The turnaround time on this installment of my John Carpenter retrospective was fast. That’s because there isn’t much to say about Memoirs of an Invisible Man. It’s the only film Carpenter directed strictly as a work-for-hire job. He came onto the film to get it shot after most of the creative pre-production decisions were already made. He didn’t take his usual above the title possessive credit, the only time that happened since Dark Star.
This article series by its nature takes an auteur approach to film analysis, and there’s not much to analyze with a movie where the director himself acknowledges he had little authorial voice in the final product. But there’s not much to analyze no matter the approach because this is a deeply mediocre movie.
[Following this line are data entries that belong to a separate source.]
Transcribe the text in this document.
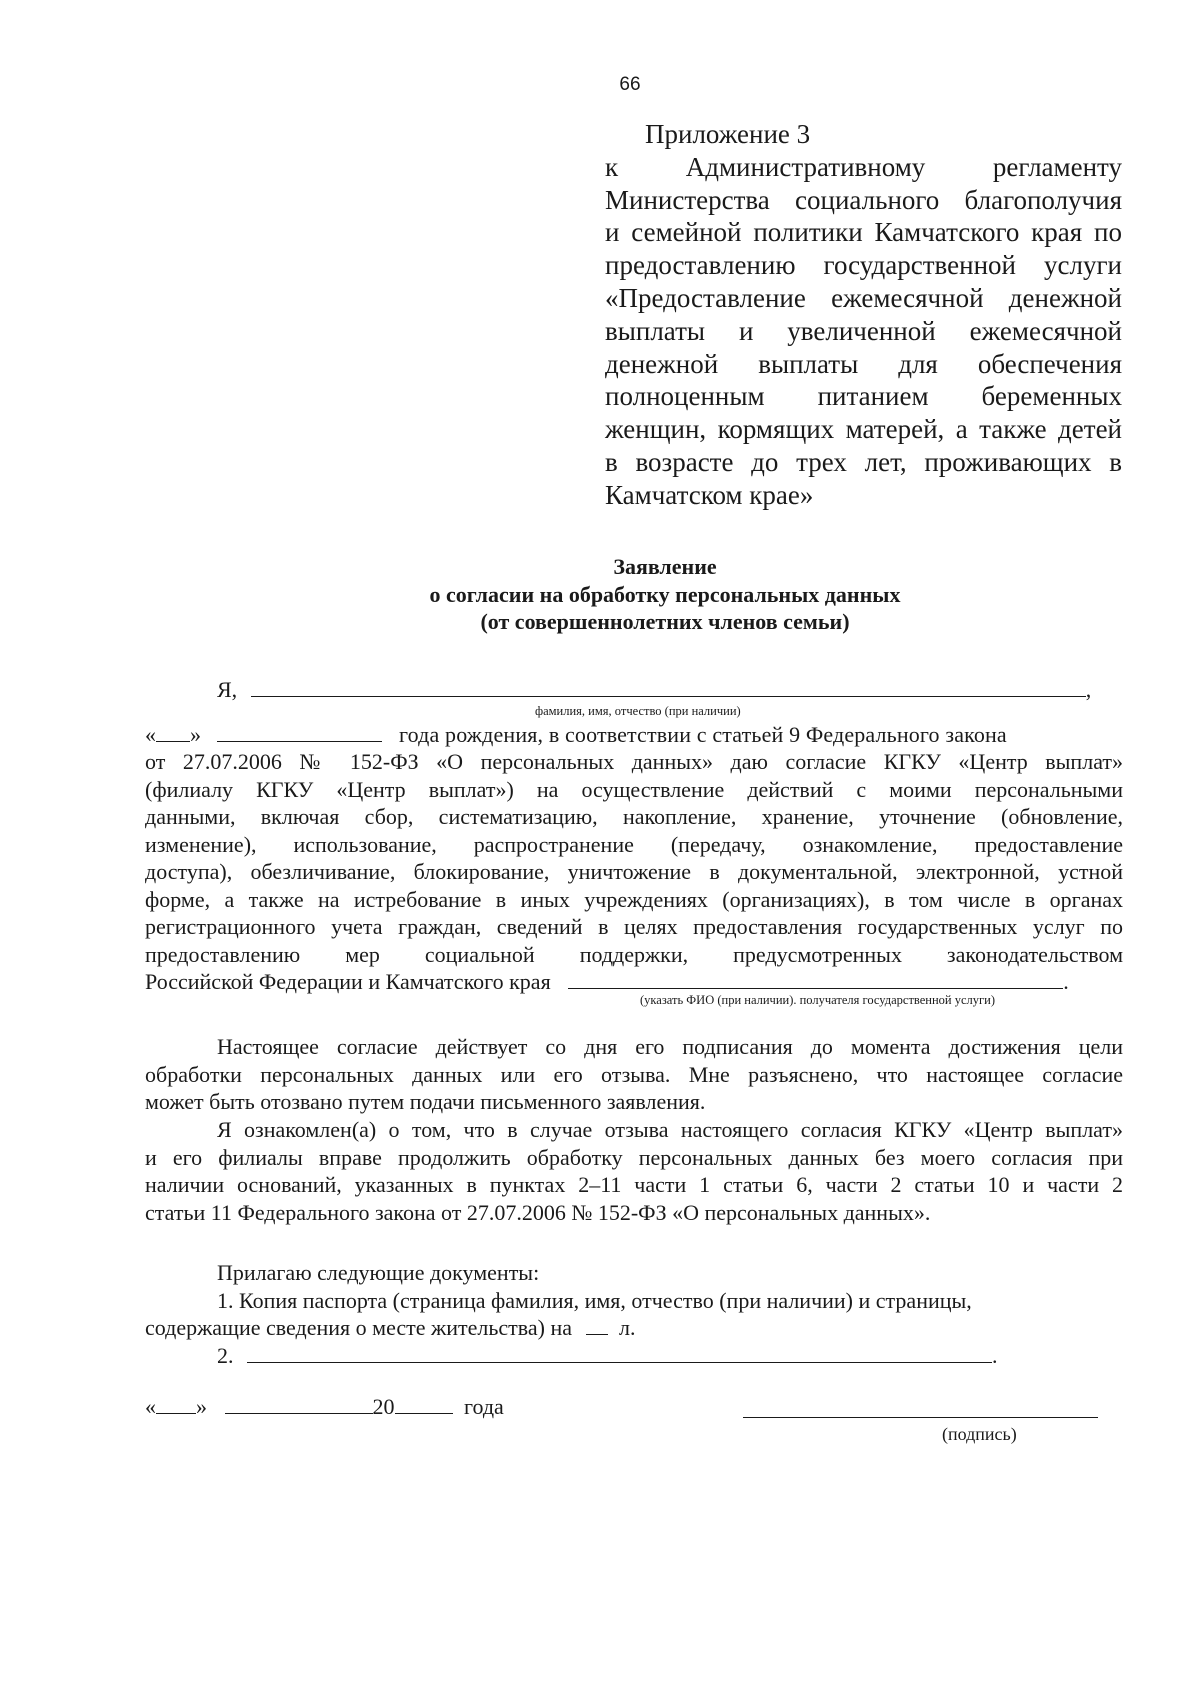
66
Приложение 3
к Административному регламенту
Министерства социального благополучия
и семейной политики Камчатского края по
предоставлению государственной услуги
«Предоставление ежемесячной денежной
выплаты и увеличенной ежемесячной
денежной выплаты для обеспечения
полноценным питанием беременных
женщин, кормящих матерей, а также детей
в возрасте до трех лет, проживающих в
Камчатском крае»
Заявление
о согласии на обработку персональных данных
(от совершеннолетних членов семьи)
Я,	,
фамилия, имя, отчество (при наличии)
« »	года рождения, в соответствии с статьей 9 Федерального закона
от 27.07.2006 № 152-ФЗ «О персональных данных» даю согласие КГКУ «Центр выплат»
(филиалу КГКУ «Центр выплат») на осуществление действий с моими персональными
данными, включая сбор, систематизацию, накопление, хранение, уточнение (обновление,
изменение), использование, распространение (передачу, ознакомление, предоставление
доступа), обезличивание, блокирование, уничтожение в документальной, электронной, устной
форме, а также на истребование в иных учреждениях (организациях), в том числе в органах
регистрационного учета граждан, сведений в целях предоставления государственных услуг по
предоставлению мер социальной поддержки, предусмотренных законодательством
Российской Федерации и Камчатского края	.
(указать ФИО (при наличии). получателя государственной услуги)
Настоящее согласие действует со дня его подписания до момента достижения цели
обработки персональных данных или его отзыва. Мне разъяснено, что настоящее согласие
может быть отозвано путем подачи письменного заявления.
Я ознакомлен(а) о том, что в случае отзыва настоящего согласия КГКУ «Центр выплат»
и его филиалы вправе продолжить обработку персональных данных без моего согласия при
наличии оснований, указанных в пунктах 2–11 части 1 статьи 6, части 2 статьи 10 и части 2
статьи 11 Федерального закона от 27.07.2006 № 152-ФЗ «О персональных данных».
Прилагаю следующие документы:
1. Копия паспорта (страница фамилия, имя, отчество (при наличии) и страницы,
содержащие сведения о месте жительства) на л.
2.	.
« »	20	года
(подпись)
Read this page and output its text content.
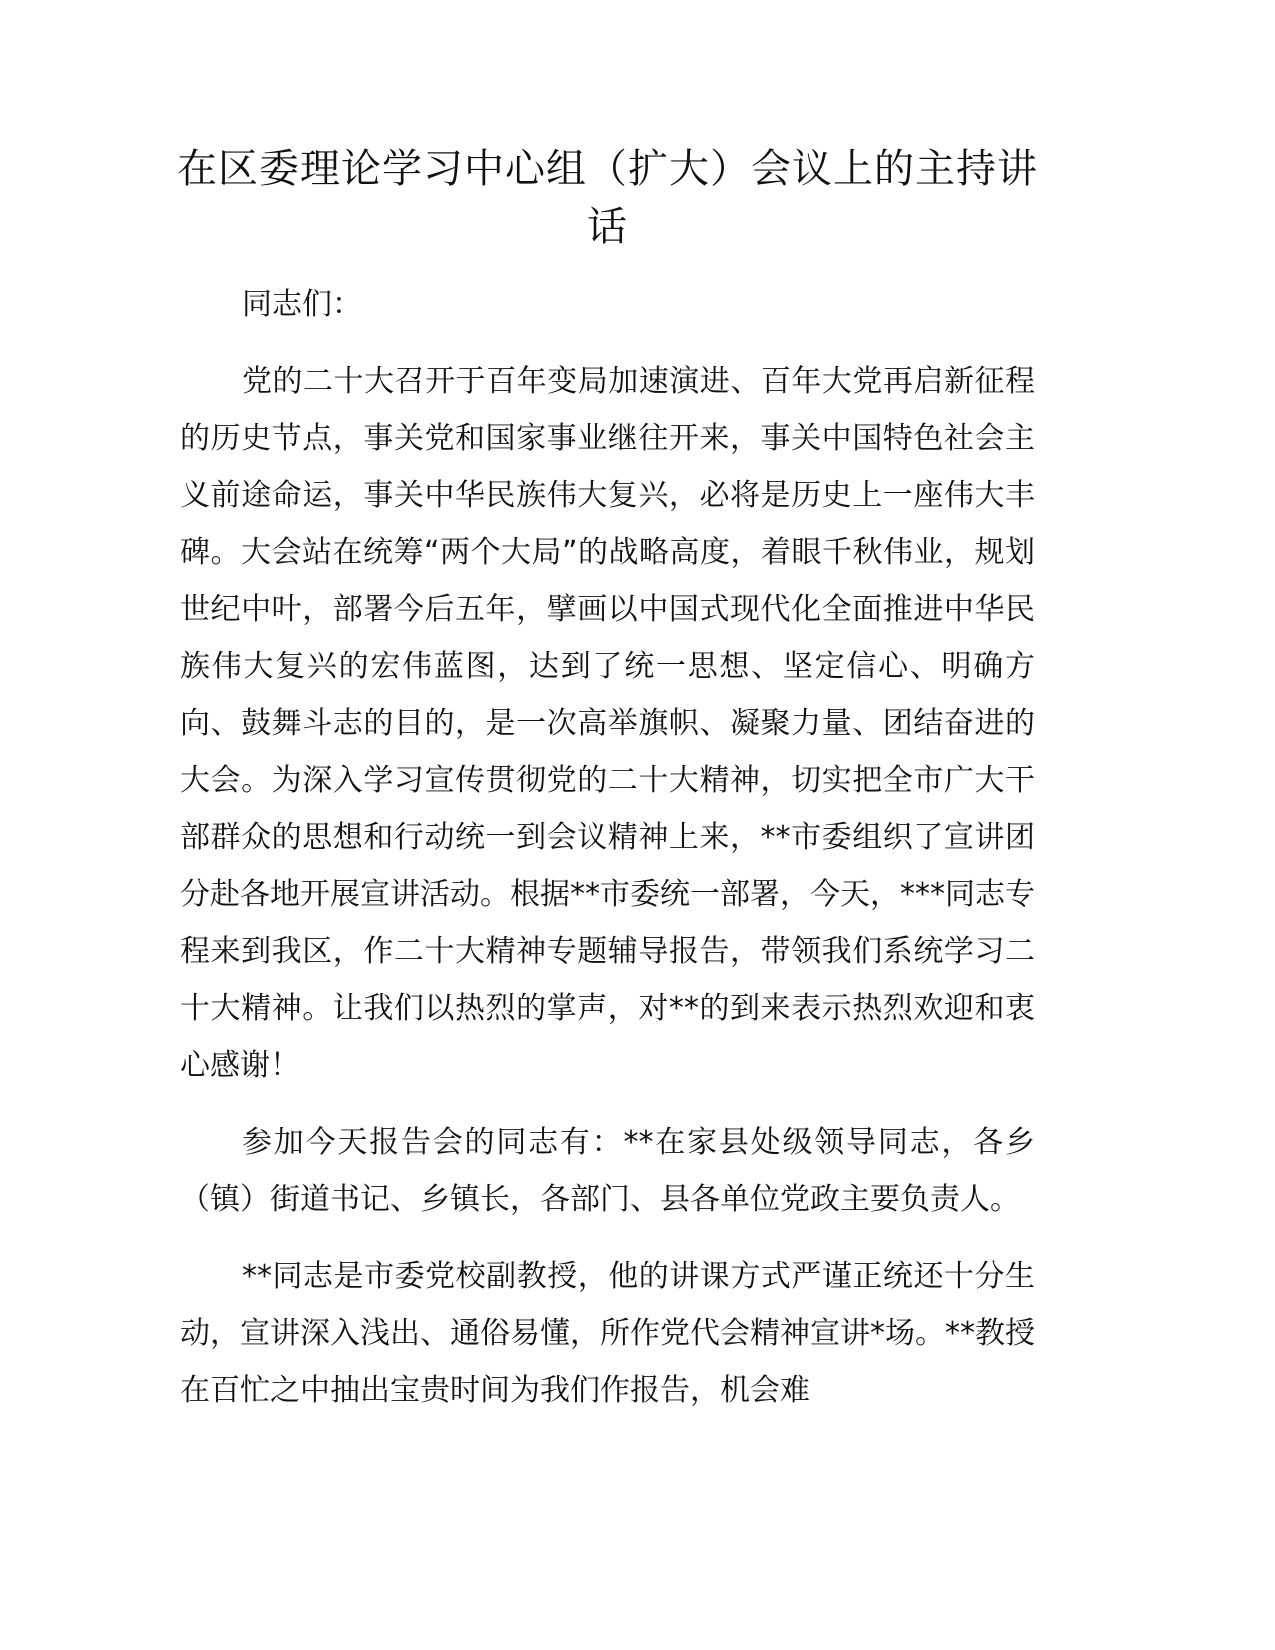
在区委理论学习中心组（扩大）会议上的主持讲话

同志们：

党的二十大召开于百年变局加速演进、百年大党再启新征程的历史节点，事关党和国家事业继往开来，事关中国特色社会主义前途命运，事关中华民族伟大复兴，必将是历史上一座伟大丰碑。大会站在统筹“两个大局”的战略高度，着眼千秋伟业，规划世纪中叶，部署今后五年，擘画以中国式现代化全面推进中华民族伟大复兴的宏伟蓝图，达到了统一思想、坚定信心、明确方向、鼓舞斗志的目的，是一次高举旗帜、凝聚力量、团结奋进的大会。为深入学习宣传贯彻党的二十大精神，切实把全市广大干部群众的思想和行动统一到会议精神上来，**市委组织了宣讲团分赴各地开展宣讲活动。根据**市委统一部署，今天，***同志专程来到我区，作二十大精神专题辅导报告，带领我们系统学习二十大精神。让我们以热烈的掌声，对**的到来表示热烈欢迎和衷心感谢！

参加今天报告会的同志有：**在家县处级领导同志，各乡（镇）街道书记、乡镇长，各部门、县各单位党政主要负责人。

**同志是市委党校副教授，他的讲课方式严谨正统还十分生动，宣讲深入浅出、通俗易懂，所作党代会精神宣讲*场。**教授在百忙之中抽出宝贵时间为我们作报告，机会难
Basically, if you want to skip this article and wait for In the Mouth of Madness, neither I nor John Carpenter will mind.
The Story
Chevy Chase plays Nick Halloway, a rich San Francisco investment banker who gets turned invisible by a scientific accident. Sinister government intelligence agent and hatchet man David Jenkins (Sam Neill) pursues Nick as a potential asset. Nick meets a pretty woman, Alice Monroe (Daryl Hannah), who helps him out. Eventually, Nick outwits Jenkins and goes to live in Switzerland with Alice, although he stays invisible. Roll credits.
The real story is what happened in pre-production. Memoirs of an Invisible Man was a Chevy Chase vanity project. He purchased the rights to H. F. Saint’s novel as a path to more serious leading man roles. This change in approach to what was supposed to be a comedy caused original director Ivan Reitman to jump ship, and screenwriter William Goldman (The Princess Bride and other movies far better than this one) followed soon after. Many directors were considered, and for a while Lethal Weapon’s Richard Donner was the serious contender. But then John Carpenter — not somebody you’d expect to helm a Chevy Chase movie of any type — ended up with the job. Possibly it was Carpenter’s track record working with visual effects and having directed another couple-on-the-run SF movie, Starman, that got Chase’s attention. Carpenter was engaged in a legal dispute with Alive Films at the time and decided to do the work-for-hire gig. Let’s see how that went.